A few nights ago, while picking my daughter up from a friend’s house, I discovered something shocking. Heartbreaking. It looks like my childhood home will be torn to the ground soon, to make room for more college housing. I grew up next door to my husband’s grandma, and her house is already gone. The beautiful old rock home on the other side of my house is also getting ready to be leveled too. I used to babysit in that house, years ago. It is a stunning piece of history, that is nothing more than an obstacle standing in the way of land developers. The neighborhoods that I played in as a kid are rapidly vanishing, being replaced with massive apartment complexes and parking structures.
Our home was built in 1940, a charming old stucco house with hardwood floors, arched doorways, and plaster walls. I was 6 years old when we moved in. The house was painted pink, pepto pink, and my moms first order of business was to change that. My dad pressure washed the pink paint off, and a gentle buttercream yellow was sprayed on in it's place. The home belonged to an elderly lady named Mrs. Arnold before we moved in. She died in the house 6 months before we arrived. Frequently, when I would come home from school, I would see her sitting in the window of the living room, watching over us. She felt like a grandma, keeping an eye of all of the kids.
I want to fight the decimation of my home, my neighborhood, to protest, to chain myself to the lovely Quaking Aspen that my dad planted so many years ago in the front yard, or camp out under the carport where we played basketball every night, for so many years. I could hold a sit-in in the bedroom that my sister Kara and I shared forever. I could refuse to leave the living room that my sister Kristi and I practiced our clarinets for hours on end. We could sit in the tiny dining room that we shared so many happy moments in with our parents and lock elbows. I want to walk down those stairs that we used to slide down on sleds a few more times, and wonder how we managed not to break any bones. I want to lay on the floor in my parents’ bedroom and remember how many nights I was consoled there after a nightmare, as I was prone to having. I want to sneak into the closet full of hobo spiders that we would peek into boxes and bags of unwrapped Christmas gifts. I want to sneak out under the giant old Weeping Willow tree in the backyard and kiss my husband, the way we used to do when we were teenagers. I want to climb up into the old attic that we used to play in for hours, listening to our mom's Woodstock album and trying on her old hippie clothes.

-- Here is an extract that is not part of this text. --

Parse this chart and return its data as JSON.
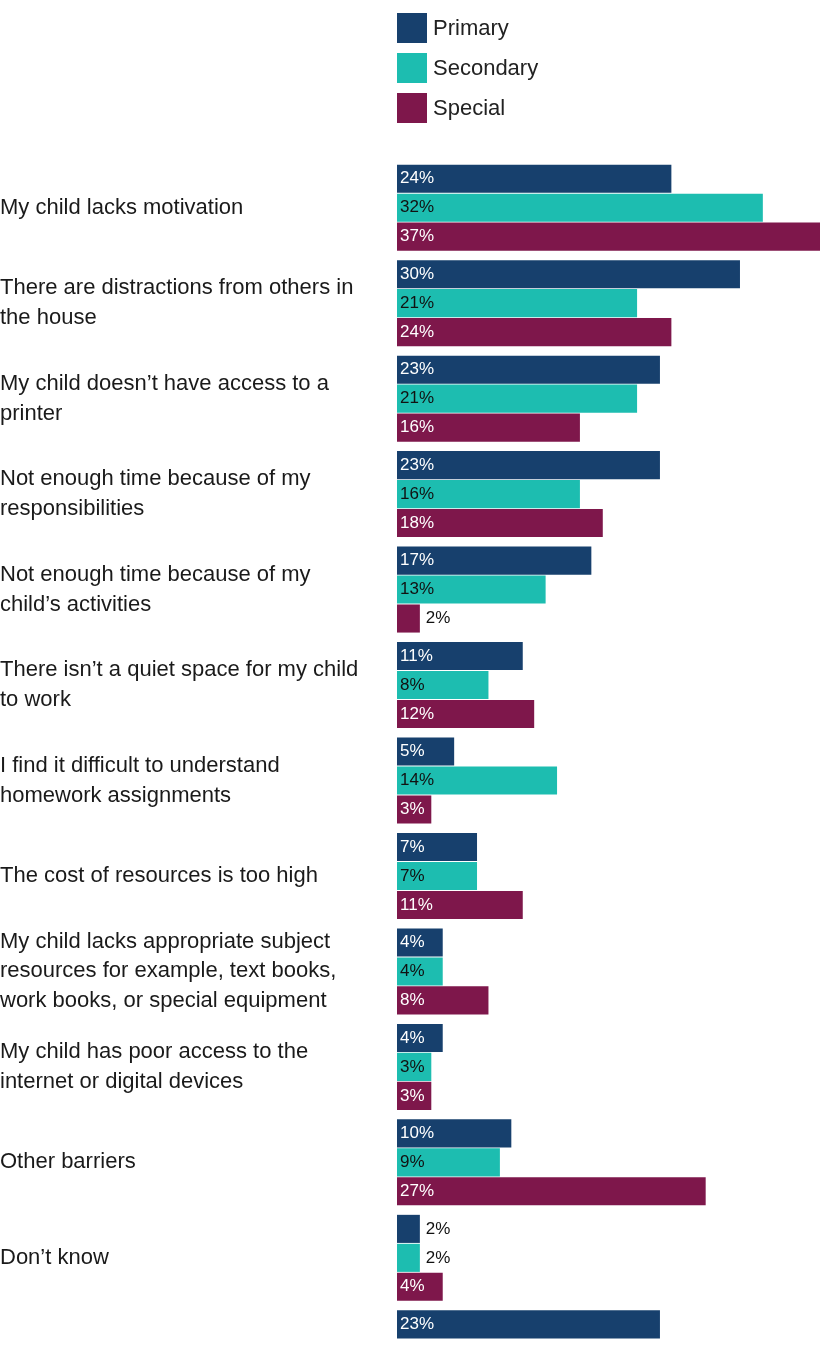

I know that it is just a house, a house I have not lived in since I was 19. I know that my memories are eternal, but I can’t believe how much this hurts. My sisters and I have grieved anew this week, like we are losing our parents all over again. We are going over to the house soon, to see if we can arrange a walk through. I want to share it with my kids. I want my kids to realize how precious these days, their childhoods, are. I want them to remember to savor the moments that we share, to seal them into their memories. And I need to remember that even through my grief; life is sweeter than it is bitter. It wouldn’t hurt so much if we didn’t love so much. And I would never trade that, for anything.